Speaking to reporters after the National Economic Council (NEC) meeting that approved the Revised Annual Development Programme (RADP), Prof Mahmud said the slowdown in project execution, initially expected to be short-lived, has persisted into this year.
“The implementation slowdown that we had hoped would be temporary has unfortunately continued,” he said, adding that while the overall quality of projects has improved, total development spending remains constrained.
According to the adviser, the government has prioritised project quality, accountability and transparency, even though these reforms have had a short-term impact on the speed of implementation.
“The focus on better quality and stronger oversight has slowed execution, but these steps are necessary,” he noted.
The NEC approved the revised ADP at Tk2,08,935 crore, around 13 percent lower than the original allocation. Prof Mahmud said the reduction reflects difficulties in implementing ongoing projects and a lack of well-prepared, viable new proposals.
“The lower ADP does not mean development needs have diminished. It reflects a shortage of implementable projects,” he explained.
He identified political uncertainty, weak private investment and high interest rates as major impediments to economic momentum. Limited bank lending to small and medium enterprises has further constrained private sector growth, particularly in areas less supported by remittance inflows, he added.

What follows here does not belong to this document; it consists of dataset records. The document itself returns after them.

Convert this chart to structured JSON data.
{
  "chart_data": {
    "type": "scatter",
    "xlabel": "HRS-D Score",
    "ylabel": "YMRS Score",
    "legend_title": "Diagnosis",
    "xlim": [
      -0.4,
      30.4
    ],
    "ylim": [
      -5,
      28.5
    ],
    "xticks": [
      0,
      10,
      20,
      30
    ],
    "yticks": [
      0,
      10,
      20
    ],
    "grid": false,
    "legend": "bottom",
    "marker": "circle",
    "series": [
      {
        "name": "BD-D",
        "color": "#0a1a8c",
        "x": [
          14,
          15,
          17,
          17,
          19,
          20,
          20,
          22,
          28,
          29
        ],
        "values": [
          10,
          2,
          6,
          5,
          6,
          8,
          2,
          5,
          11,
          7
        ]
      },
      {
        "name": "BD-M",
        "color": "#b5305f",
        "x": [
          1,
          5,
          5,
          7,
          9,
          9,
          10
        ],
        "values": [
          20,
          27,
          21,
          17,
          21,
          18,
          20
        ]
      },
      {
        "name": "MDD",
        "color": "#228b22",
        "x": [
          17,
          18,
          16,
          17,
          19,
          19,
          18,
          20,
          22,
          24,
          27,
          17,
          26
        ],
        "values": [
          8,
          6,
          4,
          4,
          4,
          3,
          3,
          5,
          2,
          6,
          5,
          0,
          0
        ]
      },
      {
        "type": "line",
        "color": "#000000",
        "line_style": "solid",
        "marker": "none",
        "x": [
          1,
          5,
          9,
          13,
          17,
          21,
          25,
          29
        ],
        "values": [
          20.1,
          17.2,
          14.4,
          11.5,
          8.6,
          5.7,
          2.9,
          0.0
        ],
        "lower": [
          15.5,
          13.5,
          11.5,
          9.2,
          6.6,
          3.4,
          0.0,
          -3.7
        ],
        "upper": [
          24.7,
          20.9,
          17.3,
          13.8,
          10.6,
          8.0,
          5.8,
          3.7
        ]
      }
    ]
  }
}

The planning adviser also acknowledged persistent weaknesses in project management, including shortages of competent project directors, delays and cost overruns.
To address these issues, the NEC has approved the formation of a pool of trained civil servants to be deployed in key planning and project management positions.
In a move to strengthen accountability, all self-financed projects of autonomous bodies and state-owned enterprises costing more than Tk50 crore will now require approval from the Executive Committee of the NEC (Ecnec).
Stricter conditions for new project approvals—such as mandatory progress reports and independent evaluations—have also been introduced.
Prof Mahmud said these measures may initially slow project implementation but are essential to improve project quality and reduce wastage of public money.
He added that the rollout of the electronic public procurement system has also temporarily slowed procurement processes, even as it enhances transparency and competition.